Mean log10 CFU/ml versus time profile for each drug at the highest concentration tested against four SME-producing S. marcescens strains. Ceftazidime and meropenem-vaborbactam are shown at 4× MIC, and imipenem, imipenem-relebactam, and meropenem are shown at fCmax. Curves represent average concentrations for triplicate experiments.

To our knowledge, the current study is the largest to date to report the susceptibility of SME-producing S. marcescens isolates to imipenem-relebactam and meropenem-vaborbactam; the first to directly compare the inhibitory activities of avibactam, relebactam, and vaborbactam by using the same β-lactam backbone; and the first to report on the time-killing profile of any antimicrobial agent against SME-producing S. marcescens isolates. Results of the current study suggest that imipenem is more efficiently hydrolyzed than meropenem by SME-4, which is in agreement with previous findings for SME-1 and SME-2 (4). Importantly, these data also suggest that vaborbactam has greater inhibitory activity than relebactam against SME. This may be related to the higher binding affinity and longer residence time of vaborbactam than relebactam against Ambler class A carbapenemases, such as the Klebsiella pneumoniae carbapenemase-1 (24, 25), which has the highest similarity to SME-1 (∼45% identical) (26). Further enzymatic characterization studies are warranted to confirm these findings. Limitations of our study include the 24-h static nature of time-kill experiments, the number of strains tested, and inclusion of only SME-4-producing strains. Additionally, the bactericidal activity of ceftazidime and meropenem-vaborbactam may have been underestimated in time-kill experiments by using multiplicative MICs in place of serum achievable concentrations, but this strategy allowed us to compare differences between S. marcescens strains that were not exclusively due to differences in the concentration-MIC ratio (27).

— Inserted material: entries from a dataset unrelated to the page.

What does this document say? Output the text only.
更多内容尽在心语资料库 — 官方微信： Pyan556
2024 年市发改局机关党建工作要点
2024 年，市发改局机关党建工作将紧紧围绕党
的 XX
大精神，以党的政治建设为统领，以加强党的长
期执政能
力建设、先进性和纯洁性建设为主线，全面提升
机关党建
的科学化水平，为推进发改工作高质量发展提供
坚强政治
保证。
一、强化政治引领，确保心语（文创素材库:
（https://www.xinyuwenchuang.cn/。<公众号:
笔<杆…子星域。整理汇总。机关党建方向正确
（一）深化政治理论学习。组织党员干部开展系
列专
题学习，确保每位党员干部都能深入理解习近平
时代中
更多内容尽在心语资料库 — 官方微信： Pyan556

In the absence of clinical data, our results support meropenem-vaborbactam as a treatment option for severe or life-threatening SME-producing S. marcescens infections and demonstrate that relebactam does not reliably restore the activity of carbapenems against these pathogens. Further clinical investigation of extended-spectrum cephalosporins and meropenem-vaborbactam for SME-producing S. marcescens infections is warranted.

ACKNOWLEDGMENT

E.W. serves on the speaker’s bureau for Melinta Therapeutics and Astellas Pharma and on the advisory board for GenMark Diagnostics and Shionogi. All other authors have no conflicts of interest to declare.